Она закрыла папку. Положила её на тумбочку. Села на кровати, обхватив колени руками, и долго смотрела в окно, где ноябрьское небо медленно темнело, наливаясь густыми сумерками.
В восемь вечера дверь открылась. На пороге стоял Адам.
Он выглядел плохо. Не так, как в первый раз — не уставшим, не бледным. По-другому. Будто кто-то выключил свет внутри него. Глаза потухли, плечи ссутулились, даже его походка — всегда плавная, хищная — стала неуверенной, почти стариковской.
— Вы читали, — сказал он. Не вопрос.
— Да.
— И теперь знаете всё.
— Всё, что вы захотели рассказать, — поправила Ева. — Это не одно и то же.
Адам шагнул в комнату. Не спрашивая разрешения, сел на край кровати — там же, где сидела Холт утром.
— Я не хотел, чтобы вы это читали, — сказал он тихо. — Не так. Не в сухом, казённом изложении. Я хотел рассказать вам сам. Постепенно. Своими словами. Потому что когда читаешь такое... — он кивнул на папку, — ...это звучит как оправдание. Как попытка вызвать жалость. А я не хочу вашей жалости.
— Чего же ты хочешь?
— Не знаю, — признался Адам. — Я никогда не знал. Всю жизнь я хотел то, чего у меня не было. Власти. Контроля. Тишины в голове. А теперь я хочу... — Он замолчал. Посмотрел на неё. — Я хочу, чтобы вы остались, даже зная всё это. Не из жалости. Не из профессионального долга. А потому что... потому что я не могу быть один. Ещё одну ночь. Ещё один час. Ещё минуту.
Ева смотрела на него. На его сломанные плечи. На его руки, которые он сжал в кулаки, чтобы не дрожать. На его глаза — пустые, выжженные, но такие человеческие сейчас, что у неё защемило сердце.
Она протянула руку. Коснулась его пальцев — холодных, худых, с идеально ухоженными ногтями.
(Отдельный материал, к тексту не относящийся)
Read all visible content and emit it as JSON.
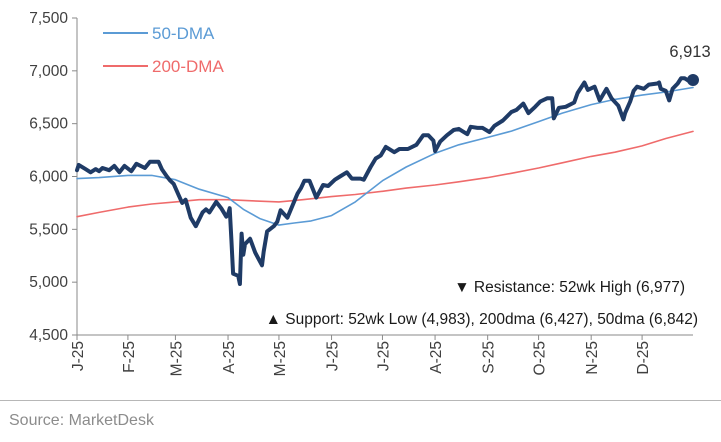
{
  "chart_data": {
    "type": "line",
    "title": "",
    "xlabel": "",
    "ylabel": "",
    "ylim": [
      4500,
      7500
    ],
    "y_ticks": [
      4500,
      5000,
      5500,
      6000,
      6500,
      7000,
      7500
    ],
    "y_tick_labels": [
      "4,500",
      "5,000",
      "5,500",
      "6,000",
      "6,500",
      "7,000",
      "7,500"
    ],
    "x_range": [
      "2025-01-02",
      "2025-12-31"
    ],
    "x_ticks": [
      {
        "date": "2025-01-01",
        "label": "J-25"
      },
      {
        "date": "2025-02-01",
        "label": "F-25"
      },
      {
        "date": "2025-03-01",
        "label": "M-25"
      },
      {
        "date": "2025-04-01",
        "label": "A-25"
      },
      {
        "date": "2025-05-01",
        "label": "M-25"
      },
      {
        "date": "2025-06-01",
        "label": "J-25"
      },
      {
        "date": "2025-07-01",
        "label": "J-25"
      },
      {
        "date": "2025-08-01",
        "label": "A-25"
      },
      {
        "date": "2025-09-01",
        "label": "S-25"
      },
      {
        "date": "2025-10-01",
        "label": "O-25"
      },
      {
        "date": "2025-11-01",
        "label": "N-25"
      },
      {
        "date": "2025-12-01",
        "label": "D-25"
      }
    ],
    "grid": false,
    "legend_position": "top-left",
    "series": [
      {
        "name": "",
        "color": "#1f3b66",
        "points": [
          [
            "2025-01-02",
            6060
          ],
          [
            "2025-01-03",
            6110
          ],
          [
            "2025-01-07",
            6070
          ],
          [
            "2025-01-10",
            6040
          ],
          [
            "2025-01-13",
            6070
          ],
          [
            "2025-01-15",
            6050
          ],
          [
            "2025-01-17",
            6080
          ],
          [
            "2025-01-21",
            6060
          ],
          [
            "2025-01-24",
            6100
          ],
          [
            "2025-01-27",
            6040
          ],
          [
            "2025-01-30",
            6100
          ],
          [
            "2025-02-03",
            6050
          ],
          [
            "2025-02-06",
            6120
          ],
          [
            "2025-02-11",
            6080
          ],
          [
            "2025-02-14",
            6140
          ],
          [
            "2025-02-19",
            6140
          ],
          [
            "2025-02-21",
            6070
          ],
          [
            "2025-02-24",
            6000
          ],
          [
            "2025-02-26",
            5960
          ],
          [
            "2025-02-28",
            5930
          ],
          [
            "2025-03-03",
            5820
          ],
          [
            "2025-03-05",
            5750
          ],
          [
            "2025-03-07",
            5780
          ],
          [
            "2025-03-10",
            5610
          ],
          [
            "2025-03-13",
            5530
          ],
          [
            "2025-03-17",
            5660
          ],
          [
            "2025-03-19",
            5690
          ],
          [
            "2025-03-21",
            5660
          ],
          [
            "2025-03-25",
            5760
          ],
          [
            "2025-03-28",
            5700
          ],
          [
            "2025-03-31",
            5620
          ],
          [
            "2025-04-01",
            5640
          ],
          [
            "2025-04-02",
            5700
          ],
          [
            "2025-04-03",
            5400
          ],
          [
            "2025-04-04",
            5080
          ],
          [
            "2025-04-07",
            5060
          ],
          [
            "2025-04-08",
            4983
          ],
          [
            "2025-04-09",
            5460
          ],
          [
            "2025-04-10",
            5260
          ],
          [
            "2025-04-11",
            5360
          ],
          [
            "2025-04-14",
            5410
          ],
          [
            "2025-04-17",
            5280
          ],
          [
            "2025-04-21",
            5160
          ],
          [
            "2025-04-22",
            5290
          ],
          [
            "2025-04-24",
            5480
          ],
          [
            "2025-04-28",
            5530
          ],
          [
            "2025-04-30",
            5570
          ],
          [
            "2025-05-02",
            5680
          ],
          [
            "2025-05-06",
            5610
          ],
          [
            "2025-05-12",
            5840
          ],
          [
            "2025-05-14",
            5890
          ],
          [
            "2025-05-16",
            5960
          ],
          [
            "2025-05-19",
            5960
          ],
          [
            "2025-05-23",
            5800
          ],
          [
            "2025-05-27",
            5920
          ],
          [
            "2025-05-30",
            5910
          ],
          [
            "2025-06-03",
            5970
          ],
          [
            "2025-06-06",
            6000
          ],
          [
            "2025-06-10",
            6040
          ],
          [
            "2025-06-13",
            5980
          ],
          [
            "2025-06-18",
            5980
          ],
          [
            "2025-06-20",
            5970
          ],
          [
            "2025-06-24",
            6090
          ],
          [
            "2025-06-27",
            6170
          ],
          [
            "2025-06-30",
            6200
          ],
          [
            "2025-07-03",
            6280
          ],
          [
            "2025-07-08",
            6230
          ],
          [
            "2025-07-11",
            6260
          ],
          [
            "2025-07-16",
            6260
          ],
          [
            "2025-07-21",
            6300
          ],
          [
            "2025-07-25",
            6390
          ],
          [
            "2025-07-28",
            6390
          ],
          [
            "2025-07-31",
            6340
          ],
          [
            "2025-08-01",
            6240
          ],
          [
            "2025-08-04",
            6330
          ],
          [
            "2025-08-08",
            6390
          ],
          [
            "2025-08-12",
            6440
          ],
          [
            "2025-08-15",
            6450
          ],
          [
            "2025-08-20",
            6400
          ],
          [
            "2025-08-22",
            6470
          ],
          [
            "2025-08-26",
            6460
          ],
          [
            "2025-08-29",
            6460
          ],
          [
            "2025-09-02",
            6420
          ],
          [
            "2025-09-05",
            6480
          ],
          [
            "2025-09-10",
            6530
          ],
          [
            "2025-09-15",
            6610
          ],
          [
            "2025-09-18",
            6630
          ],
          [
            "2025-09-22",
            6690
          ],
          [
            "2025-09-25",
            6600
          ],
          [
            "2025-09-29",
            6660
          ],
          [
            "2025-10-02",
            6710
          ],
          [
            "2025-10-06",
            6740
          ],
          [
            "2025-10-09",
            6740
          ],
          [
            "2025-10-10",
            6550
          ],
          [
            "2025-10-13",
            6650
          ],
          [
            "2025-10-17",
            6660
          ],
          [
            "2025-10-22",
            6700
          ],
          [
            "2025-10-24",
            6790
          ],
          [
            "2025-10-28",
            6890
          ],
          [
            "2025-10-30",
            6820
          ],
          [
            "2025-11-03",
            6850
          ],
          [
            "2025-11-06",
            6720
          ],
          [
            "2025-11-10",
            6830
          ],
          [
            "2025-11-13",
            6740
          ],
          [
            "2025-11-17",
            6670
          ],
          [
            "2025-11-20",
            6540
          ],
          [
            "2025-11-21",
            6600
          ],
          [
            "2025-11-24",
            6710
          ],
          [
            "2025-11-26",
            6810
          ],
          [
            "2025-11-28",
            6850
          ],
          [
            "2025-12-02",
            6830
          ],
          [
            "2025-12-05",
            6870
          ],
          [
            "2025-12-10",
            6880
          ],
          [
            "2025-12-11",
            6890
          ],
          [
            "2025-12-12",
            6830
          ],
          [
            "2025-12-15",
            6810
          ],
          [
            "2025-12-17",
            6720
          ],
          [
            "2025-12-19",
            6830
          ],
          [
            "2025-12-22",
            6880
          ],
          [
            "2025-12-24",
            6930
          ],
          [
            "2025-12-26",
            6930
          ],
          [
            "2025-12-29",
            6900
          ],
          [
            "2025-12-31",
            6913
          ]
        ]
      },
      {
        "name": "50-DMA",
        "color": "#5b9bd5",
        "points": [
          [
            "2025-01-02",
            5980
          ],
          [
            "2025-01-15",
            5990
          ],
          [
            "2025-02-01",
            6010
          ],
          [
            "2025-02-15",
            6010
          ],
          [
            "2025-03-01",
            5970
          ],
          [
            "2025-03-15",
            5880
          ],
          [
            "2025-04-01",
            5800
          ],
          [
            "2025-04-10",
            5690
          ],
          [
            "2025-04-20",
            5600
          ],
          [
            "2025-05-01",
            5540
          ],
          [
            "2025-05-10",
            5560
          ],
          [
            "2025-05-20",
            5580
          ],
          [
            "2025-06-01",
            5630
          ],
          [
            "2025-06-15",
            5760
          ],
          [
            "2025-07-01",
            5960
          ],
          [
            "2025-07-15",
            6090
          ],
          [
            "2025-08-01",
            6220
          ],
          [
            "2025-08-15",
            6300
          ],
          [
            "2025-09-01",
            6370
          ],
          [
            "2025-09-15",
            6430
          ],
          [
            "2025-10-01",
            6520
          ],
          [
            "2025-10-15",
            6600
          ],
          [
            "2025-11-01",
            6680
          ],
          [
            "2025-11-15",
            6730
          ],
          [
            "2025-12-01",
            6770
          ],
          [
            "2025-12-15",
            6800
          ],
          [
            "2025-12-31",
            6842
          ]
        ]
      },
      {
        "name": "200-DMA",
        "color": "#ef6b6b",
        "points": [
          [
            "2025-01-02",
            5620
          ],
          [
            "2025-01-15",
            5660
          ],
          [
            "2025-02-01",
            5710
          ],
          [
            "2025-02-15",
            5740
          ],
          [
            "2025-03-01",
            5760
          ],
          [
            "2025-03-15",
            5780
          ],
          [
            "2025-04-01",
            5780
          ],
          [
            "2025-04-15",
            5770
          ],
          [
            "2025-05-01",
            5760
          ],
          [
            "2025-05-15",
            5780
          ],
          [
            "2025-06-01",
            5810
          ],
          [
            "2025-06-15",
            5830
          ],
          [
            "2025-07-01",
            5860
          ],
          [
            "2025-07-15",
            5890
          ],
          [
            "2025-08-01",
            5920
          ],
          [
            "2025-08-15",
            5950
          ],
          [
            "2025-09-01",
            5990
          ],
          [
            "2025-09-15",
            6030
          ],
          [
            "2025-10-01",
            6080
          ],
          [
            "2025-10-15",
            6130
          ],
          [
            "2025-11-01",
            6190
          ],
          [
            "2025-11-15",
            6230
          ],
          [
            "2025-12-01",
            6290
          ],
          [
            "2025-12-15",
            6360
          ],
          [
            "2025-12-31",
            6427
          ]
        ]
      }
    ],
    "last_value_label": "6,913",
    "annotations": [
      "▼ Resistance:  52wk High (6,977)",
      "▲ Support:  52wk Low (4,983), 200dma (6,427), 50dma (6,842)"
    ]
  },
  "source": "Source: MarketDesk"
}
Он вздрогнул, но не убрал руку.
— Я не уйду, — сказала она. — Не сегодня. Не потому, что ты меня об этом просишь. А потому, что я сама не хочу уходить.
Адам поднял на неё глаза. И в них впервые за всё время не было ни игры, ни расчёта, ни холодного, хищного блеска. Была только усталость. Такая глубокая, такая древняя, что Ева вдруг поняла: этот человек не выбирал быть монстром. Он просто забыл, каково это — быть человеком.
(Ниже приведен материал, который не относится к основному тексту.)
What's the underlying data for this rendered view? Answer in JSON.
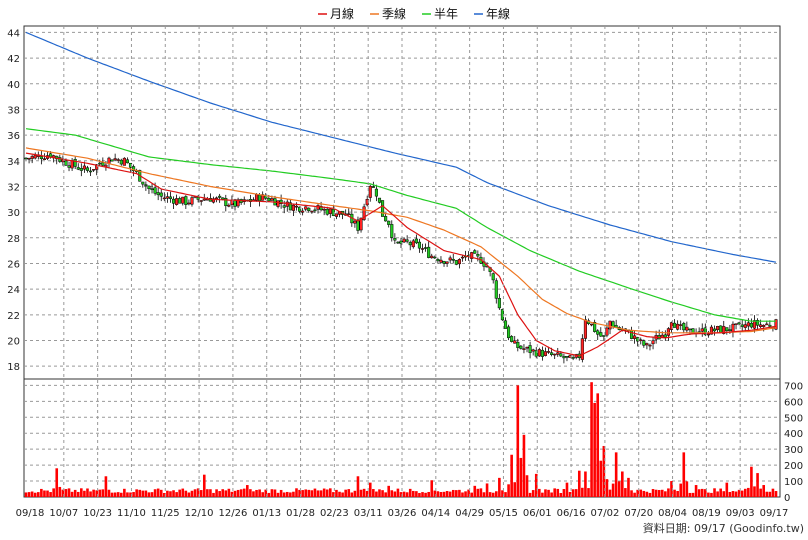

— Можно я останусь здесь сегодня? — спросил он. — Не для того... — он запнулся, — ...не для того, что вы подумали. Просто... не хочу быть один в своей комнате. Там стены помнят слишком много.
Ева молчала целую минуту. Может быть, две. Она думала о профессиональной этике. О границах. О том, что её уволят, посадят, уничтожат, если кто-то узнает. О том, что он — убийца. О том, что она — заложница.
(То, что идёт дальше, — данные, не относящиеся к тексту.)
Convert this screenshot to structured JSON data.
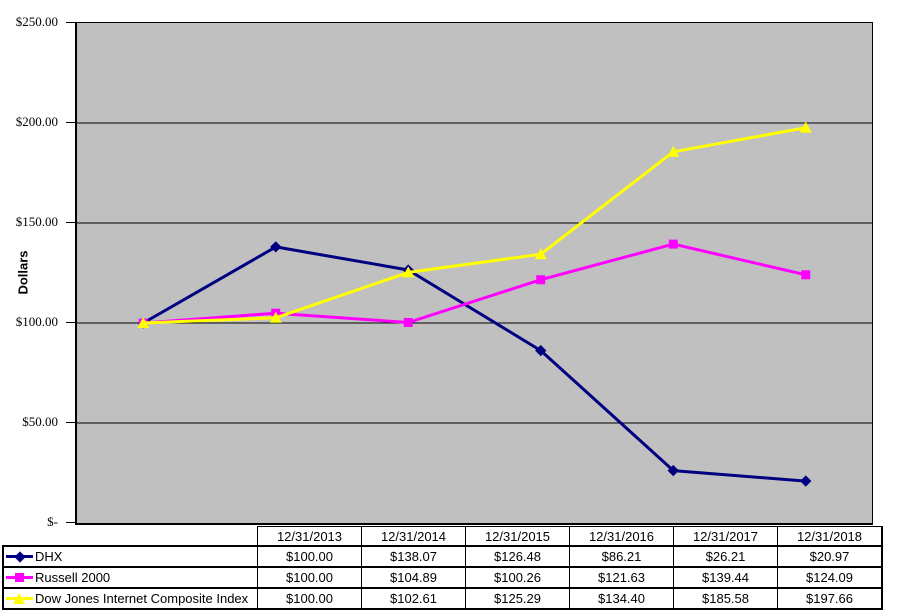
{
  "chart_data": {
    "type": "line",
    "title": "",
    "xlabel": "",
    "ylabel": "Dollars",
    "ylim": [
      0,
      250
    ],
    "grid": true,
    "plot_background": "#C0C0C0",
    "legend_position": "table-left-column",
    "categories": [
      "12/31/2013",
      "12/31/2014",
      "12/31/2015",
      "12/31/2016",
      "12/31/2017",
      "12/31/2018"
    ],
    "series": [
      {
        "name": "DHX",
        "color": "#000080",
        "marker": "diamond",
        "values": [
          100.0,
          138.07,
          126.48,
          86.21,
          26.21,
          20.97
        ]
      },
      {
        "name": "Russell 2000",
        "color": "#FF00FF",
        "marker": "square",
        "values": [
          100.0,
          104.89,
          100.26,
          121.63,
          139.44,
          124.09
        ]
      },
      {
        "name": "Dow Jones Internet Composite Index",
        "color": "#FFFF00",
        "marker": "triangle",
        "values": [
          100.0,
          102.61,
          125.29,
          134.4,
          185.58,
          197.66
        ]
      }
    ],
    "y_ticks": [
      {
        "label": "$250.00",
        "value": 250
      },
      {
        "label": "$200.00",
        "value": 200
      },
      {
        "label": "$150.00",
        "value": 150
      },
      {
        "label": "$100.00",
        "value": 100
      },
      {
        "label": "$50.00",
        "value": 50
      },
      {
        "label": "$-",
        "value": 0
      }
    ]
  },
  "table": {
    "columns": [
      "12/31/2013",
      "12/31/2014",
      "12/31/2015",
      "12/31/2016",
      "12/31/2017",
      "12/31/2018"
    ],
    "rows": [
      {
        "label": "DHX",
        "values": [
          "$100.00",
          "$138.07",
          "$126.48",
          "$86.21",
          "$26.21",
          "$20.97"
        ]
      },
      {
        "label": "Russell 2000",
        "values": [
          "$100.00",
          "$104.89",
          "$100.26",
          "$121.63",
          "$139.44",
          "$124.09"
        ]
      },
      {
        "label": "Dow Jones Internet Composite Index",
        "values": [
          "$100.00",
          "$102.61",
          "$125.29",
          "$134.40",
          "$185.58",
          "$197.66"
        ]
      }
    ]
  }
}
А потом она подумала о том, что это неважно.
— Оставайся, — сказала она. — Но ты будешь сидеть в кресле. И не подойдёшь ко мне, пока я не разрешу.
Адам кивнул. Пересел в кресло у окна. Свернулся в нём, как большой уставший зверь, и закрыл глаза.
— Спокойной ночи, Ева, — сказал он.
— Спокойной ночи, Адам.
Она лежала в темноте и слушала его дыхание — ровное, глубокое. Он спал. Впервые за много ночей — она не знала, откуда это знание, но чувствовала всем телом — он спал без кошмаров.
А она не спала.
Она смотрела на его силуэт в кресле и думала о том, что этажом выше доктор Холт, наверное, уже заполняет рапорт о нарушении протокола. О том, что санитары у двери наверняка слышали каждое слово. О том, что она перешла все возможные черты.
Но странное дело — она не чувствовала страха.
Она чувствовала только одно: впервые за долгое время она была там, где должна была быть.
Рядом с монстром.
Который, возможно, вовсе не был монстром. А был просто мальчиком, которого никто не научил любить. И который научился только убивать, потому что убийство было единственным языком, которым с ним говорил мир.
«Я вытащу тебя отсюда, — пообещала она мысленно спящему Адаму. — Вытащу нас обоих. Даже если это убьёт меня».
За окном шёл снег — первый в этом году. Крупные, мокрые хлопья падали на замерзшую землю «Грейлок-Хаус», укрывая её белым саваном.
Под этим саваном спали убийцы и их жертвы, палачи и их спасители, и никто уже не мог отличить одних от других.